In the last week, two universities experienced a hacking incident of their respective student portal systems. San Beda University’s Student portal was hacked, while University of the Philippines Cebu confirmed a breach of their Student Evaluation on Teaching, which is a separate system from their student portal.
San Beda University
June 5- San Beda University (SBU) discovered its Bedista Student Portal was hacked by a still unidentified person. Before the breach was confirmed, a message was posted on the Bedista Student Portal, “Greetings San Beda University! Do we have your attention now? We’re expecting from you. Don’t try to provoke us, this message may serve as a warning.”

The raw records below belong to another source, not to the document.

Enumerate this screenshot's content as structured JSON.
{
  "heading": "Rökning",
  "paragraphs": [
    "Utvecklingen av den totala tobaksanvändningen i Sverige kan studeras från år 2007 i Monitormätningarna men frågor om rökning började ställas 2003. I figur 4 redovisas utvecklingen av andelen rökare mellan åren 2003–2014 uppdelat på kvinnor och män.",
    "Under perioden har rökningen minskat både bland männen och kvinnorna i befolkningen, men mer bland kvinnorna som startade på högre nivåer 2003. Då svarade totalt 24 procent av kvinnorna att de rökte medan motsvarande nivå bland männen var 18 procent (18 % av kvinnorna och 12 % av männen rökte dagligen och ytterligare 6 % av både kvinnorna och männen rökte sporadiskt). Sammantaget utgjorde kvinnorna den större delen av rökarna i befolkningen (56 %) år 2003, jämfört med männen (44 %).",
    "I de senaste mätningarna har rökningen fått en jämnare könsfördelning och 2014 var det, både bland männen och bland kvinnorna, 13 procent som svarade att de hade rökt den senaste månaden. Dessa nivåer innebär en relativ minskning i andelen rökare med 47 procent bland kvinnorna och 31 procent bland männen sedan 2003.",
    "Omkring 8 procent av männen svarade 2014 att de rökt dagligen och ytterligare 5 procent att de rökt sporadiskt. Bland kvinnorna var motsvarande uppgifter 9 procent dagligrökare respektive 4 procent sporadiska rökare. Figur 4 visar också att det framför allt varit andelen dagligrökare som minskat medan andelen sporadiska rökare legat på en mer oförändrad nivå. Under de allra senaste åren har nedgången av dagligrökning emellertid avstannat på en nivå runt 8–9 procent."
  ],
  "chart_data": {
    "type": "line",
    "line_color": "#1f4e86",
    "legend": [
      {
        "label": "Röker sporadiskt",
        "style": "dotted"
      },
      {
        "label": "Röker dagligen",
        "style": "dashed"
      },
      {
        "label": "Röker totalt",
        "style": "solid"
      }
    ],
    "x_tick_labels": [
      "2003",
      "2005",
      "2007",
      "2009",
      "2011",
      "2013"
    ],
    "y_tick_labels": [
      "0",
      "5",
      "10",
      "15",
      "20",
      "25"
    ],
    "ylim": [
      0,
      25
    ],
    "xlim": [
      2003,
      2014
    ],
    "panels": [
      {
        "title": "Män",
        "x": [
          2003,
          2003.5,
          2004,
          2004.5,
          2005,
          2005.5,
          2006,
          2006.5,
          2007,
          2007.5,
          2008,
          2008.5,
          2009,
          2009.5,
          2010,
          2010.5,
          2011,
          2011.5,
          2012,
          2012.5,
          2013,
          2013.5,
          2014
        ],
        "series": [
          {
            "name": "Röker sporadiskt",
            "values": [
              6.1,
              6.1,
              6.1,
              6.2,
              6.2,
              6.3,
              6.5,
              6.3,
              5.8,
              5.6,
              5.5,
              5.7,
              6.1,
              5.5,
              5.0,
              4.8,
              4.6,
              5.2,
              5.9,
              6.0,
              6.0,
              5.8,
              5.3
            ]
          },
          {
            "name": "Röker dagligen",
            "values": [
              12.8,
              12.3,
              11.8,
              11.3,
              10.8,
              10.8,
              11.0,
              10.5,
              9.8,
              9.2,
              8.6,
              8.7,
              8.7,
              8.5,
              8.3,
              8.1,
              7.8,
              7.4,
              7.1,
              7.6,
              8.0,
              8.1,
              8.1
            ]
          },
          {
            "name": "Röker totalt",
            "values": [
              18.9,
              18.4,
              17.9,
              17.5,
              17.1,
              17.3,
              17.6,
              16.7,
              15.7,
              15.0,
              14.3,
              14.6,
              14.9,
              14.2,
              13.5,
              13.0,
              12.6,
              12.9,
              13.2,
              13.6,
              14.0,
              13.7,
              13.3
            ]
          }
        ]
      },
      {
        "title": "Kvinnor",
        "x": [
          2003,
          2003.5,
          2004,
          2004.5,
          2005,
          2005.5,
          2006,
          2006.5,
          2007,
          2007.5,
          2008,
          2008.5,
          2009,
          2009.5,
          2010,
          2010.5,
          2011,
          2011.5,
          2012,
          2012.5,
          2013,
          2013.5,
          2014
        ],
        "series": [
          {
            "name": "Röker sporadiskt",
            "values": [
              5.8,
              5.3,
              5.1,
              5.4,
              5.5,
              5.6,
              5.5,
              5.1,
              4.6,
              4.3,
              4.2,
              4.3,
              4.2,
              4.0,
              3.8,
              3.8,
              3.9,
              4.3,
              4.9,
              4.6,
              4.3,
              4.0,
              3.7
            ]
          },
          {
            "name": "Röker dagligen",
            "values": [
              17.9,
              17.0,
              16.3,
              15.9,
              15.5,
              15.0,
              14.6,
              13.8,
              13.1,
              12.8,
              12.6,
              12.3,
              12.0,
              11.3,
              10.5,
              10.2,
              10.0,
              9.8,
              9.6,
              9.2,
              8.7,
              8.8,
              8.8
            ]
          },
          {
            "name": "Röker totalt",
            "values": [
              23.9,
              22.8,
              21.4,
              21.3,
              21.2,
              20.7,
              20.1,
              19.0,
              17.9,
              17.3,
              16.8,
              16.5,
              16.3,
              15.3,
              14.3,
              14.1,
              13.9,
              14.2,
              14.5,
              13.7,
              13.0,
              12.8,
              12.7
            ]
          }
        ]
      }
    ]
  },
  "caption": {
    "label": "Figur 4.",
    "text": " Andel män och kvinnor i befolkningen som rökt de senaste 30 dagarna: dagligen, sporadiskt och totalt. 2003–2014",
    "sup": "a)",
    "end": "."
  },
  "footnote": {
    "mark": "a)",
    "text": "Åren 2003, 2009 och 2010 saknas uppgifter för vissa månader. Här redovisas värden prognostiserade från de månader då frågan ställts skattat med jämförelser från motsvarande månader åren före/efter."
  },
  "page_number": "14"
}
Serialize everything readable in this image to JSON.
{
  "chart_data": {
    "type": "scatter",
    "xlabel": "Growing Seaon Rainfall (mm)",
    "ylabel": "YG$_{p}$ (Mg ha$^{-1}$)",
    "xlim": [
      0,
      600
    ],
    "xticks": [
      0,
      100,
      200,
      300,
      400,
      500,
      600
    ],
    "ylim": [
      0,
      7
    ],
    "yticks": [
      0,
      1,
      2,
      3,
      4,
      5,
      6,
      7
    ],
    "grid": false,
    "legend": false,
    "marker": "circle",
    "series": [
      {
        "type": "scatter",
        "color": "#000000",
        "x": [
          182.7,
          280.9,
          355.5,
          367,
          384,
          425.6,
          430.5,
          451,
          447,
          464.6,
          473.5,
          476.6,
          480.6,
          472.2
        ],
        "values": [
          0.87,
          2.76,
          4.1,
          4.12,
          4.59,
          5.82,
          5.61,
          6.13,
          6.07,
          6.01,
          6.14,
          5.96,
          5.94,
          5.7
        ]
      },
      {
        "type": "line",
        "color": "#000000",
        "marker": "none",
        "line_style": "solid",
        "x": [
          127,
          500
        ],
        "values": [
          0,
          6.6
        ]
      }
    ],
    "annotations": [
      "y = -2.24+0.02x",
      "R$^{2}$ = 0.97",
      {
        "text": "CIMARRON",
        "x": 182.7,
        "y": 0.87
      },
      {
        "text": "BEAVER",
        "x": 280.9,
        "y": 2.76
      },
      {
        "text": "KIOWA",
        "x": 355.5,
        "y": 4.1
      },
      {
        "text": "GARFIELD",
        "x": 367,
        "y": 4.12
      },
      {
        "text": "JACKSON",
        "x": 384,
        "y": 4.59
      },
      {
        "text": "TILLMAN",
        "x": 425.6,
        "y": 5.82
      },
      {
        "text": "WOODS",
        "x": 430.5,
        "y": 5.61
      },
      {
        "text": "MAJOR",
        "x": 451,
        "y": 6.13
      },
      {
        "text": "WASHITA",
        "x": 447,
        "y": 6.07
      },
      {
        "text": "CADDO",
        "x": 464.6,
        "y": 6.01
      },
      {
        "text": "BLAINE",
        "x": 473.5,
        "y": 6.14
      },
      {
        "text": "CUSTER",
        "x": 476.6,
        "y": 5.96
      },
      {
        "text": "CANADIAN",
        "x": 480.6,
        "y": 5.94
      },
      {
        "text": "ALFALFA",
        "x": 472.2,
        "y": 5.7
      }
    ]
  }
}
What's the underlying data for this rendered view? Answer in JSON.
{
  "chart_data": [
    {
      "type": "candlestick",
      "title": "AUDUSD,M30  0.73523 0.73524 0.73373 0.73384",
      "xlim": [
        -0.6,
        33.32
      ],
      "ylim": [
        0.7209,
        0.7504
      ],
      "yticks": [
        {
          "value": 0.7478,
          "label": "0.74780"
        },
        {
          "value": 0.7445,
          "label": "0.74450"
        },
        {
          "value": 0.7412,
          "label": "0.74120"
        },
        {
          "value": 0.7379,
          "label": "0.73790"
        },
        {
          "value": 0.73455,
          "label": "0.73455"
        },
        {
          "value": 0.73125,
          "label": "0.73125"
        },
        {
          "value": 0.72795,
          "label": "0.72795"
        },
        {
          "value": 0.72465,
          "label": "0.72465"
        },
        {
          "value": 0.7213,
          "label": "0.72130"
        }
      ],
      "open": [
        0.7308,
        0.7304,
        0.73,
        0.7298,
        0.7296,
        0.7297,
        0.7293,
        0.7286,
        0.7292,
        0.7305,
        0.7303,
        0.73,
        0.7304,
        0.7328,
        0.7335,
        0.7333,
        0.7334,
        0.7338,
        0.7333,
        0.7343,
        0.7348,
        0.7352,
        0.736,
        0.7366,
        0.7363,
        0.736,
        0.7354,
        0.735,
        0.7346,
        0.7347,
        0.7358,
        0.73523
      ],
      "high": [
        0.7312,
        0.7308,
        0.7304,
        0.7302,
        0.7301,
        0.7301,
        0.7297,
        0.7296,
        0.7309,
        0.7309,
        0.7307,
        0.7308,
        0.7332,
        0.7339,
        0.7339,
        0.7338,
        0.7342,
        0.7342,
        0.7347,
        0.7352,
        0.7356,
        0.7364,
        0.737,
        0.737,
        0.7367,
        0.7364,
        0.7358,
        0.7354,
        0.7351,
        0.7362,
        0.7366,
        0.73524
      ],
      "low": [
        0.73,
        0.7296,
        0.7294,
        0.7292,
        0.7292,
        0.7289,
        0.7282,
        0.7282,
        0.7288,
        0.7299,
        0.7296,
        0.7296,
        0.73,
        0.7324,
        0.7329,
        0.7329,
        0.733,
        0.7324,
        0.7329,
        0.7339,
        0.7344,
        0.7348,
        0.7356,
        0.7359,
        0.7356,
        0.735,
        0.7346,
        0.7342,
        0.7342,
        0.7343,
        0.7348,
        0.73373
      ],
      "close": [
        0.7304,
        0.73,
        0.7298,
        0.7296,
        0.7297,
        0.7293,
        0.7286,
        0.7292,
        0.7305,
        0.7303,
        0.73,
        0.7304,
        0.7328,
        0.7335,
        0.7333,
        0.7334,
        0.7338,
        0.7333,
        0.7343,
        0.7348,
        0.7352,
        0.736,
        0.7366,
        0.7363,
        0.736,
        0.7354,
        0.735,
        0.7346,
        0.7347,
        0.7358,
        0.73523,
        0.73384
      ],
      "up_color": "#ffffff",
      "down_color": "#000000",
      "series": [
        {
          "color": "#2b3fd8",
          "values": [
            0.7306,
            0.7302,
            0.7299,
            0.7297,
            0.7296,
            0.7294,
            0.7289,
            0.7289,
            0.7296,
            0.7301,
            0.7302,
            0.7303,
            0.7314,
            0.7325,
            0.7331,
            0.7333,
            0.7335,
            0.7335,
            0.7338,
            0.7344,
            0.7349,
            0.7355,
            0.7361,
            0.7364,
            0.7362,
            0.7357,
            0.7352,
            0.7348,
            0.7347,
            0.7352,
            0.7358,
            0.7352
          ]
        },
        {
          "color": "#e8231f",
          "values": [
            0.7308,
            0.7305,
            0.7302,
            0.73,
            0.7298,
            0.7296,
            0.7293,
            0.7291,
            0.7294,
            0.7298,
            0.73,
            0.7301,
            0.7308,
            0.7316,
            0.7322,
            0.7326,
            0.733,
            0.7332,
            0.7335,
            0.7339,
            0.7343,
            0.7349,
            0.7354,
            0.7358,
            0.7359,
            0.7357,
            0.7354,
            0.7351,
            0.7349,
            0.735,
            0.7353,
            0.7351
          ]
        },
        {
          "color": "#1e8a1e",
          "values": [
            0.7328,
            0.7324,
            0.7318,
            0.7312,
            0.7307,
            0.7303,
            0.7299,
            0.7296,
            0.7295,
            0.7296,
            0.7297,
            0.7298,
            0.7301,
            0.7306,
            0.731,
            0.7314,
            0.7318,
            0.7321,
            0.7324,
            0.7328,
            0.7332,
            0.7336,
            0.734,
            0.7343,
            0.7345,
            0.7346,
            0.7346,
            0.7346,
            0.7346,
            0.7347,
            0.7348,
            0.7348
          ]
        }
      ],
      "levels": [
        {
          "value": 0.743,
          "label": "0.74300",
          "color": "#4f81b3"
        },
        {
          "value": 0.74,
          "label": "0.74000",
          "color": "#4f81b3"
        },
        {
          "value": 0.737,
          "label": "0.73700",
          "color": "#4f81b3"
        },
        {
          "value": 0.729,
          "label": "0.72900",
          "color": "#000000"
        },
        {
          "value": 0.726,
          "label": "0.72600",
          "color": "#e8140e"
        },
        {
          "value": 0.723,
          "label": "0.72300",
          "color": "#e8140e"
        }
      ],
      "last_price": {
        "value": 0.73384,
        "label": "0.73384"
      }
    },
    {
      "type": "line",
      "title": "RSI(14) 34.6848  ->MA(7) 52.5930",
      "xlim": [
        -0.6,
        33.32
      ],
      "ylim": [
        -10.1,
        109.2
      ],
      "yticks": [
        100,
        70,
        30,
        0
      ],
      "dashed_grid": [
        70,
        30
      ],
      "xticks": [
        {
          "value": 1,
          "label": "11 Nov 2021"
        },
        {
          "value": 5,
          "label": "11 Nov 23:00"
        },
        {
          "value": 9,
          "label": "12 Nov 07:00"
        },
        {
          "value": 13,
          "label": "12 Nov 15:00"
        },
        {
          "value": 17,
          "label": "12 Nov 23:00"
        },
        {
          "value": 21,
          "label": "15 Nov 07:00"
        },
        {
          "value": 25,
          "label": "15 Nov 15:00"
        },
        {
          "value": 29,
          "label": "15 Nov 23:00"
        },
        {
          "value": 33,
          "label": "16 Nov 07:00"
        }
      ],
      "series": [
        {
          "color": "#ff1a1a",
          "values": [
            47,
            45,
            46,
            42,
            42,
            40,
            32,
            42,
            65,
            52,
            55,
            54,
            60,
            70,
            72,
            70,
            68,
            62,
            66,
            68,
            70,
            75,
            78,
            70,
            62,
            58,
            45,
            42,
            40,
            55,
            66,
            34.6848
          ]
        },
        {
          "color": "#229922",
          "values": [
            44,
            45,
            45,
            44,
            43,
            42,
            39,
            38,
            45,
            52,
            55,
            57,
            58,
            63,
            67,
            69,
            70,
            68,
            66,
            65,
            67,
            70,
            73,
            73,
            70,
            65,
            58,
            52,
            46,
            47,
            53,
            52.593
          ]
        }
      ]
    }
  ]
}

By accessing the portal personal data of the students, faculty member and guardians were compromised, which includes:
|Full Name||Personal Information|
|Contact numbers||Personal Infomation|
|Email addresses||Personal Information|
|Passwords||Sensitive Personal Information|
|Sensitive Personal Information|
|Student identification number||Sensitive Personal Information|
|Student course||Sensitive Personal Information|
|Previous schools attended||Sensitive Personal Information|
|Statement of accounts||Sensitive Personal Information|
Allegedly, it is the third-party service provider of SBU, Princetech Company, was the one who was hacked.
SBU had already reached out to both the NBI and National Privacy Commission regarding this breach.
With the limited facts released to the public, it is clear that this incident is a Personal Data breach requiring mandatory notification to both the National Privacy Commission and the affected Data Subjects.
For there to be a mandatory notification the following circumstances must concur:
- The personal data involves sensitive personal information or any other information that may be used to enable identity fraud;
- There is reason to believe that the information may have been acquired by an unauthorized person; and
- The personal information controller or the Commission believes that the unauthorized acquisition is likely to give rise to a real risk of serious harm to any affected data subject.
In this case, some of the information that was compromised is clearly sensitive personal information, based on early assessments there is reason to believed that it has been acquired by an unauthorized person, and simply by the nature of the data compromised we can infer that the data subject is at risk.
University of the Philippines-Cebu
A document was uploaded in Scribd, a document sharing platform, containing the names of students and alumni of U.P. Cebu. This is believed to have come from the Student Evaluation on Teaching or SET.
This was a day before the multiple “dummy accounts” for these individuals were made on Facebook. The admisnistration of U.P. Cebu, later on admitted that the SET had been hacked.
However, the administration assures their data subjects that no other personal information, aside from the name and password in SET, was gathered and compromised, since the SET is a separate system from their Student Portal which would contain more sensitive personal information.
U.P. Cebu has already contacted the National Privacy Commission regarding this incident.
A mandatory notification to the data subject is still required in this case. Despite the incident not having compromised Sensitive Personal Information, just merely having the names of the data subjects facilitated the creation of “dummy Facebook account. ” These “dummy accounts” did facilitate identity fraud.
Indeed, advisories had been sent in light of the recent event of the surge in “dummy accounts” in Facebook, to collectively as a community track down and report these Dummy accounts in order to mitigate the harm it can possibly cause. However, this is not the notification contemplated by law.
Notification to the data subject of personal data breaches requiring mandatory notification must be done individually through a secure means. As for the contents, it must inform the data subject the nature of the breach, as well as the measures taken to address the breach and reduce the negative effects, and lastly any assistance provided, if any.
What can we learn from these incidents?
First, both universities immediately sought the help of the National Privacy Commission. As such, they were able to notify the Commission of the incidents, as soon as possible. No matter how incomplete their information, since no full investigation would have been completely made within the time frame, they still went and notified the Commission. This enabled them to better respond to the incident at hand.
Second, it is the job of everyone to spot possible breaches. Since, some breaches are really hard to detect. As with the case with U.P. Cebu, it was an uploaded document that was a catalyst of investigation. While some breaches are loud and imposing, much like what happened to Beda and their dafeaced Bedist Student Portal, many more are covert like the one with U.P. Cebu.
Lastly, having early detection that a breach occur clearly has an effect how much damage it can cause. As with the case of U.P. Cebu, since these events are highly publicized and had been made known to people, the whole community proactively fought against these “dummy accounts” which might have caused more damage if it remained undetected. Although, these dummy account encompasses more than just the U.P. Cebu students alumni, but other individuals as well.